Third, we should perceive architecture with a fundamental approach that can lead us closer to the essence of architecture. Architecture is not just visual art; it is also an art of time and space. I personally think that, to some extent, the art of architecture is quite close to that of music and film. I have always been asking our students to express their design concepts through films and videos. By adding time to architecture, we should be able to shape spatial experience with a dimension of time. The internet and video technology have played a significant role during the pandemic, thus we should take advantage of the internet to better train our students the ability to perceive time and space, and see architecture as an evolving art through the lens of time. The key to such teaching is to integrate our knowledge with concepts and physical models through videos and films.
Han Shuang: What do you think of the pros and cons of distance education? What is the biggest challenge?
Zhu Pei: To some extent, the global pandemic has altered our conventional understanding of architectural education for all architectural schools around the world. We have to stand together and learn how to adapt to the latest internet technology, with a primary mission to explore new ways of thinking for art and architectural teaching.
The pros of distance education during the outbreak are the flexibility for the students to participate in different fields and share their learning simultaneously. On the Internet, our teaching could break the boundaries set by classrooms, and make interdisciplinary learning more accessible. Moreover, we could make more open classes happen and provide the public with shared learning opportunities. For example, we are about to launch our online graduation exhibition show for both the undergraduate and graduate classes of 2020. This show will be open to the public as our first attempt to adapt to online teaching.

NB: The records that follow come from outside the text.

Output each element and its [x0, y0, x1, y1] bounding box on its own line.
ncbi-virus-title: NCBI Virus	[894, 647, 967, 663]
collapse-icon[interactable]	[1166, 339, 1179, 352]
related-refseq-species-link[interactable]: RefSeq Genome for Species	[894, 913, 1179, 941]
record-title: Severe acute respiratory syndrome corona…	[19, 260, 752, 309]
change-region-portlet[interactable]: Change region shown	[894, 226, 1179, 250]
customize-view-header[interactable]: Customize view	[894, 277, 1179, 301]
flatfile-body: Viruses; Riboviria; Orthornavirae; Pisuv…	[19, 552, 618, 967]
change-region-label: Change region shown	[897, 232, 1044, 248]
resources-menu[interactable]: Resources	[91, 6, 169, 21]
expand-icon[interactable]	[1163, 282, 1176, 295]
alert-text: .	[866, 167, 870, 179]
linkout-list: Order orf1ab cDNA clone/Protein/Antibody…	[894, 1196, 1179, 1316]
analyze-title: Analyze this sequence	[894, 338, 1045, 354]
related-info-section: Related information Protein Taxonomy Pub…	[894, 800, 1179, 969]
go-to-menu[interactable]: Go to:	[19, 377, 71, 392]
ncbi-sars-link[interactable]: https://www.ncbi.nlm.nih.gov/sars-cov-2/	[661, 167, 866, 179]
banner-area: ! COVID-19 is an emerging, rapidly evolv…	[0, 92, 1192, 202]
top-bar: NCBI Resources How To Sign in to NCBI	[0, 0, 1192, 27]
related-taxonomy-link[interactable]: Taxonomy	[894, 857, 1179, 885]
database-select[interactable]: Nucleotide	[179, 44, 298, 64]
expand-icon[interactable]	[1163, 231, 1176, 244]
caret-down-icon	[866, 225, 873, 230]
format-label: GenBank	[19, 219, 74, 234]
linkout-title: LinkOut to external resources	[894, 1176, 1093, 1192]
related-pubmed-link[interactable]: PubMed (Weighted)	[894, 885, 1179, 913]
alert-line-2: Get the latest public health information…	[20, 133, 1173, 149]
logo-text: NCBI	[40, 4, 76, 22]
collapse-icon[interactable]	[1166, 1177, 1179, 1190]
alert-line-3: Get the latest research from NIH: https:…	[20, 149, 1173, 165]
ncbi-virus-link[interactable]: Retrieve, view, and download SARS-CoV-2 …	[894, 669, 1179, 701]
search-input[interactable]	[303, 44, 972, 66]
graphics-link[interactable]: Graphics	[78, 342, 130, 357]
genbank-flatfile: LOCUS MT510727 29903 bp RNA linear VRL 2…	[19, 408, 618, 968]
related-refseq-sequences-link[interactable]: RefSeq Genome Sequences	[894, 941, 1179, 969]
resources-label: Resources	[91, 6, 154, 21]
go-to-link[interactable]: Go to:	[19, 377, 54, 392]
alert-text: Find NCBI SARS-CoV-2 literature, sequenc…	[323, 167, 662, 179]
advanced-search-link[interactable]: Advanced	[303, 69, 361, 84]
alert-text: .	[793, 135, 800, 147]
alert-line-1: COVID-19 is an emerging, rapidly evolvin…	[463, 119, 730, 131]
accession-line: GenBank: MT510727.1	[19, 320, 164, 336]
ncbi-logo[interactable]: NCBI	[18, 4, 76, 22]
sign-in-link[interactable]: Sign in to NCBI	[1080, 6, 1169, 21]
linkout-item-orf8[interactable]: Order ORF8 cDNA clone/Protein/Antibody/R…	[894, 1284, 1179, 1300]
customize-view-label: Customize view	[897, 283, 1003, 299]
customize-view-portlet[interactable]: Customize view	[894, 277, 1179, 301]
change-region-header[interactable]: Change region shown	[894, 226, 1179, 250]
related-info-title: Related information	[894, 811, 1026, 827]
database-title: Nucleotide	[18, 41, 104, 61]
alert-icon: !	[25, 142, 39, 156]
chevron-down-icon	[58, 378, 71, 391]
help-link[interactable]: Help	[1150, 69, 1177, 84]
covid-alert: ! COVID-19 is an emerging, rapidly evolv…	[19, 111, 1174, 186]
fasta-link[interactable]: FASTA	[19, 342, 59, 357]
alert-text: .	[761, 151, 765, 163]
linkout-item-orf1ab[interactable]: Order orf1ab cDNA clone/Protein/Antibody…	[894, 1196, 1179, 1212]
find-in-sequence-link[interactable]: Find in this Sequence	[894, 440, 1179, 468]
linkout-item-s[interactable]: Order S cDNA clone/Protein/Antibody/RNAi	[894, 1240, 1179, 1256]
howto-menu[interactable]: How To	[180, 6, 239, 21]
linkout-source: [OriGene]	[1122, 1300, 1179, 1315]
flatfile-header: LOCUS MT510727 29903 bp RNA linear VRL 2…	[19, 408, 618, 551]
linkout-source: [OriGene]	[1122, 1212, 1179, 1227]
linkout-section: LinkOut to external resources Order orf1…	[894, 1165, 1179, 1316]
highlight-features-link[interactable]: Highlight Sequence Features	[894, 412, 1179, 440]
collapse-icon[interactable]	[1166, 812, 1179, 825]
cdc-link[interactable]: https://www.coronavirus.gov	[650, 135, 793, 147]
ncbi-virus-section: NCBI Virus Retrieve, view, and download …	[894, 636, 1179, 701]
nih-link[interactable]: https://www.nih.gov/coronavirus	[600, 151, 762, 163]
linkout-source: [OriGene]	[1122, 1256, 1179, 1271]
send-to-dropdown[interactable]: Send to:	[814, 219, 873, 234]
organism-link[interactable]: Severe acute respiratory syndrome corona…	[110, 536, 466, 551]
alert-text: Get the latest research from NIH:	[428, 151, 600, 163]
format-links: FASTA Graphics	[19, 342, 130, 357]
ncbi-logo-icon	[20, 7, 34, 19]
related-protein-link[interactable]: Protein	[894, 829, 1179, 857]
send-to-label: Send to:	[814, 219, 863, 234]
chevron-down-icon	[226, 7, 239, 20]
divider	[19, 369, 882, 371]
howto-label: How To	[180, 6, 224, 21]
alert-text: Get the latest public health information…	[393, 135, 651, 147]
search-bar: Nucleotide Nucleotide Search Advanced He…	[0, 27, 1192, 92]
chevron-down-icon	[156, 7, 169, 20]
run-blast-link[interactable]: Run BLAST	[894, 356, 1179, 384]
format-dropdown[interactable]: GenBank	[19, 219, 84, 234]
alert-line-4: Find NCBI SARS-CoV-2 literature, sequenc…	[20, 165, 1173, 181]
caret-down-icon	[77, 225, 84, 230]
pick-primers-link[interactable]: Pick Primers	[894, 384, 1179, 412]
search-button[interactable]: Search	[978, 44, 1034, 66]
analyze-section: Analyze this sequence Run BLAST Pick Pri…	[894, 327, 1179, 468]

Han Shuang: Could you share a few insights on the future trends of the design industry, as well as some advice to global architects, architectural teachers and students?
Zhu Pei: Global climatic change is the biggest challenge that architecture is facing. COVID-19 outbreak is just one consequence that climate change is bringing. Ultimately, human being should pay respect to our natural environment, and be cautious when we are building our cities. Do not take anything granted. We should treat our nature sustainably, wisely, and humanely. We should research and rethink the ways we can protect nature and construct future space for living. In today’s world where technology has taken the lead, our Chinese architects, practitioner and students should rethink utilizing the original ecology wisdom and the Oriental philosophy of nature in our future projects.